El consumo de tabaco en Costa Rica presenta patrones concentrados en población adulta, urbana y de menores ingresos, según un análisis divulgado por la Red Nacional Antitabaco de Costa Rica (Renata) sobre el periodo 2017-2022.
La información señala que la edad promedio de inicio del fumado se ubica en 18,32 años. Además, el mayor consumo se registra en hombres entre los 35 y 64 años, con mayor presencia en personas con menor nivel educativo.
El estudio también identifica que cerca del 80% de las personas fumadoras reside en zonas urbanas, con una alta concentración en San José, que agrupa más del 40% de esta población. Le siguen Alajuela y Cartago como provincias con mayor incidencia.
Otro hallazgo relevante es el perfil socioeconómico del fumador. La mayoría corresponde a personas laboralmente ocupadas ubicadas en los primeros quintiles de ingreso. En este grupo, entre el 60% y el 61% del consumo se concentra en los tres niveles de ingresos más bajos.

El informe advierte que en estos hogares se presenta un fenómeno de desplazamiento del gasto, donde el consumo de cigarrillos compite con necesidades básicas. Cerca del 75% de las personas fumadoras en estos quintiles prioriza la compra de tabaco sobre alimentos.

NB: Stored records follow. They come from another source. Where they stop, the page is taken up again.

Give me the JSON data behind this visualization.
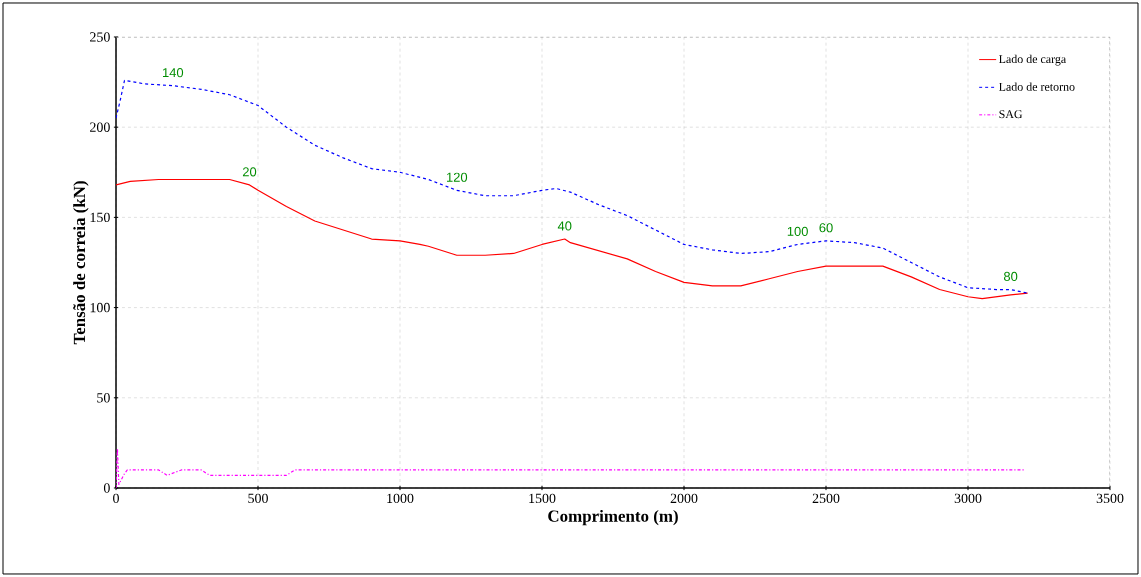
{
  "chart_data": {
    "type": "line",
    "xlabel": "Comprimento (m)",
    "ylabel": "Tensão de correia (kN)",
    "xlim": [
      0,
      3500
    ],
    "xticks": [
      0,
      500,
      1000,
      1500,
      2000,
      2500,
      3000,
      3500
    ],
    "ylim": [
      0,
      250
    ],
    "yticks": [
      0,
      50,
      100,
      150,
      200,
      250
    ],
    "grid": true,
    "legend": "top right",
    "marker": "none",
    "series": [
      {
        "name": "Lado de carga",
        "color": "#ff0000",
        "line_style": "solid",
        "x": [
          0,
          50,
          150,
          300,
          400,
          470,
          500,
          600,
          700,
          900,
          1000,
          1070,
          1100,
          1200,
          1300,
          1400,
          1500,
          1580,
          1600,
          1800,
          1900,
          2000,
          2100,
          2200,
          2300,
          2400,
          2500,
          2700,
          2800,
          2900,
          3000,
          3050,
          3150,
          3210
        ],
        "values": [
          168,
          170,
          171,
          171,
          171,
          168,
          165,
          156,
          148,
          138,
          137,
          135,
          134,
          129,
          129,
          130,
          135,
          138,
          136,
          127,
          120,
          114,
          112,
          112,
          116,
          120,
          123,
          123,
          117,
          110,
          106,
          105,
          107,
          108
        ]
      },
      {
        "name": "Lado de retorno",
        "color": "#0000ff",
        "line_style": "dashed",
        "x": [
          0,
          15,
          30,
          100,
          200,
          300,
          400,
          500,
          600,
          700,
          800,
          900,
          1000,
          1050,
          1100,
          1200,
          1300,
          1400,
          1500,
          1550,
          1600,
          1700,
          1800,
          1900,
          2000,
          2100,
          2200,
          2300,
          2400,
          2500,
          2600,
          2700,
          2800,
          2900,
          3000,
          3100,
          3150,
          3210
        ],
        "values": [
          205,
          215,
          226,
          224,
          223,
          221,
          218,
          212,
          200,
          190,
          183,
          177,
          175,
          173,
          171,
          165,
          162,
          162,
          165,
          166,
          164,
          157,
          151,
          143,
          135,
          132,
          130,
          131,
          135,
          137,
          136,
          133,
          125,
          117,
          111,
          110,
          110,
          108
        ]
      },
      {
        "name": "SAG",
        "color": "#ff00ff",
        "line_style": "dotted",
        "x": [
          0,
          5,
          10,
          20,
          30,
          40,
          150,
          180,
          230,
          300,
          330,
          600,
          630,
          3200
        ],
        "values": [
          0,
          22,
          2,
          5,
          8,
          10,
          10,
          7,
          10,
          10,
          7,
          7,
          10,
          10
        ]
      }
    ],
    "annotations": [
      {
        "text": "140",
        "x": 200,
        "y": 223
      },
      {
        "text": "20",
        "x": 470,
        "y": 168
      },
      {
        "text": "120",
        "x": 1200,
        "y": 165
      },
      {
        "text": "40",
        "x": 1580,
        "y": 138
      },
      {
        "text": "100",
        "x": 2400,
        "y": 135
      },
      {
        "text": "60",
        "x": 2500,
        "y": 137
      },
      {
        "text": "80",
        "x": 3150,
        "y": 110
      }
    ]
  }
}
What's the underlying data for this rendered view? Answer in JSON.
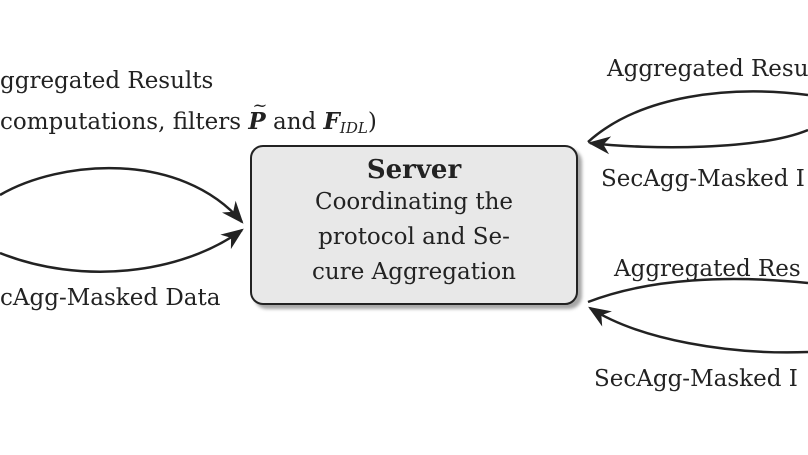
{
  "left": {
    "results_line1": "ggregated Results",
    "results_line2_prefix": "computations, filters ",
    "filter_p": "P",
    "results_and": " and ",
    "filter_f": "F",
    "filter_f_sub": "IDL",
    "results_close": ")",
    "masked_data": "cAgg-Masked Data"
  },
  "server": {
    "title": "Server",
    "line1": "Coordinating the",
    "line2": "protocol and Se-",
    "line3": "cure Aggregation"
  },
  "right_top": {
    "results": "Aggregated Resu",
    "masked": "SecAgg-Masked I"
  },
  "right_bottom": {
    "results": "Aggregated Res",
    "masked": "SecAgg-Masked I"
  }
}
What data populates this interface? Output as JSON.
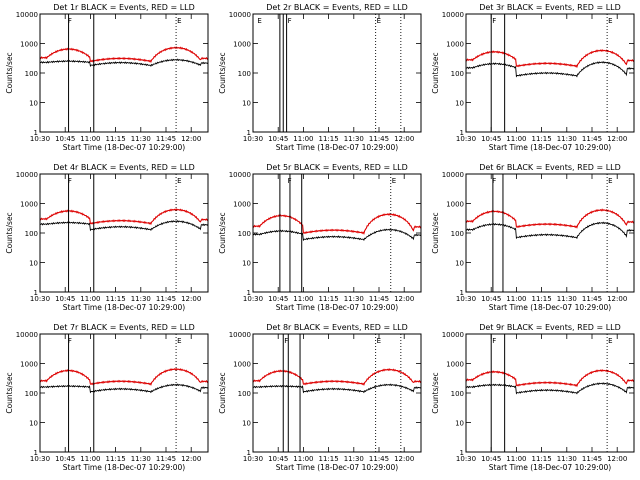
{
  "figure": {
    "colors": {
      "events": "#000000",
      "lld": "#dd0000",
      "background": "#ffffff"
    },
    "x_axis": {
      "tick_labels": [
        "10:30",
        "10:45",
        "11:00",
        "11:15",
        "11:30",
        "11:45",
        "12:00"
      ],
      "tick_minutes": [
        0,
        15,
        30,
        45,
        60,
        75,
        90
      ],
      "range_minutes": [
        0,
        100
      ],
      "label": "Start Time (18-Dec-07 10:29:00)"
    },
    "y_axis": {
      "tick_labels": [
        "1",
        "10",
        "100",
        "1000",
        "10000"
      ],
      "tick_values": [
        1,
        10,
        100,
        1000,
        10000
      ],
      "range": [
        1,
        10000
      ],
      "label": "Counts/sec"
    }
  },
  "chart_data": [
    {
      "type": "line",
      "title": "Det 1r BLACK = Events, RED = LLD",
      "series": [
        {
          "name": "Events",
          "levels": [
            230,
            180,
            280
          ]
        },
        {
          "name": "LLD",
          "levels": [
            330,
            250,
            720
          ]
        }
      ],
      "solid_lines": [
        17,
        32
      ],
      "dotted_lines": [
        81
      ],
      "flags": [
        {
          "t": 16,
          "label": "F"
        },
        {
          "t": 81,
          "label": "E"
        }
      ]
    },
    {
      "type": "line",
      "title": "Det 2r BLACK = Events, RED = LLD",
      "series": [],
      "solid_lines": [
        16,
        18,
        20
      ],
      "dotted_lines": [
        73,
        88
      ],
      "flags": [
        {
          "t": 2,
          "label": "E"
        },
        {
          "t": 20,
          "label": "F"
        },
        {
          "t": 73,
          "label": "E"
        }
      ]
    },
    {
      "type": "line",
      "title": "Det 3r BLACK = Events, RED = LLD",
      "series": [
        {
          "name": "Events",
          "levels": [
            150,
            80,
            230
          ]
        },
        {
          "name": "LLD",
          "levels": [
            280,
            170,
            580
          ]
        }
      ],
      "solid_lines": [
        15,
        23
      ],
      "dotted_lines": [
        84
      ],
      "flags": [
        {
          "t": 15,
          "label": "F"
        },
        {
          "t": 84,
          "label": "E"
        }
      ]
    },
    {
      "type": "line",
      "title": "Det 4r BLACK = Events, RED = LLD",
      "series": [
        {
          "name": "Events",
          "levels": [
            200,
            130,
            250
          ]
        },
        {
          "name": "LLD",
          "levels": [
            300,
            210,
            620
          ]
        }
      ],
      "solid_lines": [
        17,
        32
      ],
      "dotted_lines": [
        81
      ],
      "flags": [
        {
          "t": 16,
          "label": "F"
        },
        {
          "t": 81,
          "label": "E"
        }
      ]
    },
    {
      "type": "line",
      "title": "Det 5r BLACK = Events, RED = LLD",
      "series": [
        {
          "name": "Events",
          "levels": [
            90,
            60,
            130
          ]
        },
        {
          "name": "LLD",
          "levels": [
            170,
            100,
            430
          ]
        }
      ],
      "solid_lines": [
        16,
        22,
        29
      ],
      "dotted_lines": [
        82
      ],
      "flags": [
        {
          "t": 20,
          "label": "F"
        },
        {
          "t": 82,
          "label": "E"
        }
      ]
    },
    {
      "type": "line",
      "title": "Det 6r BLACK = Events, RED = LLD",
      "series": [
        {
          "name": "Events",
          "levels": [
            130,
            70,
            220
          ]
        },
        {
          "name": "LLD",
          "levels": [
            250,
            160,
            600
          ]
        }
      ],
      "solid_lines": [
        16,
        22
      ],
      "dotted_lines": [
        84
      ],
      "flags": [
        {
          "t": 15,
          "label": "F"
        },
        {
          "t": 84,
          "label": "E"
        }
      ]
    },
    {
      "type": "line",
      "title": "Det 7r BLACK = Events, RED = LLD",
      "series": [
        {
          "name": "Events",
          "levels": [
            160,
            110,
            190
          ]
        },
        {
          "name": "LLD",
          "levels": [
            260,
            200,
            640
          ]
        }
      ],
      "solid_lines": [
        17,
        32
      ],
      "dotted_lines": [
        81
      ],
      "flags": [
        {
          "t": 16,
          "label": "F"
        },
        {
          "t": 81,
          "label": "E"
        }
      ]
    },
    {
      "type": "line",
      "title": "Det 8r BLACK = Events, RED = LLD",
      "series": [
        {
          "name": "Events",
          "levels": [
            160,
            110,
            190
          ]
        },
        {
          "name": "LLD",
          "levels": [
            260,
            200,
            620
          ]
        }
      ],
      "solid_lines": [
        18,
        21,
        28
      ],
      "dotted_lines": [
        73,
        88
      ],
      "flags": [
        {
          "t": 18,
          "label": "F"
        },
        {
          "t": 73,
          "label": "E"
        }
      ]
    },
    {
      "type": "line",
      "title": "Det 9r BLACK = Events, RED = LLD",
      "series": [
        {
          "name": "Events",
          "levels": [
            160,
            100,
            210
          ]
        },
        {
          "name": "LLD",
          "levels": [
            280,
            180,
            580
          ]
        }
      ],
      "solid_lines": [
        15,
        23
      ],
      "dotted_lines": [
        84
      ],
      "flags": [
        {
          "t": 15,
          "label": "F"
        },
        {
          "t": 84,
          "label": "E"
        }
      ]
    }
  ]
}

“Los quintiles más bajos se ven limitados a la compra de servicios y productos de mayor calidad. El uso del dinero en productos adictivos que generan enfermedad va a reducir aún más esa capacidad. El segundo punto es que están generando un gasto en enfermedad que, en algún momento, les va a generar gastos mayores”, mencionó el Dr. Jeancarlo Córdoba Navarrete, investigador de la Escuela de Salud Pública de la Universidad de Costa Rica (UCR).
En cuanto a hábitos de compra, más del 90% adquiere cigarrillos en tiendas, mientras que el 81% consume productos en cajetilla y el 15% opta por cigarrillos sueltos.
El análisis también destaca el impacto de los impuestos al tabaco. Un aumento del 10% en el precio puede reducir el consumo diario en un 1,3% y retrasar el inicio del fumado en casi tres meses. El efecto es más significativo en personas jóvenes entre 15 y 24 años, donde la reducción puede alcanzar el 4,4%.
Finalmente, el estudio concluye que el consumo de tabaco en el país mantiene brechas sociales y territoriales, lo que plantea desafíos para las políticas públicas de salud y prevención, en especial en poblaciones vulnerables.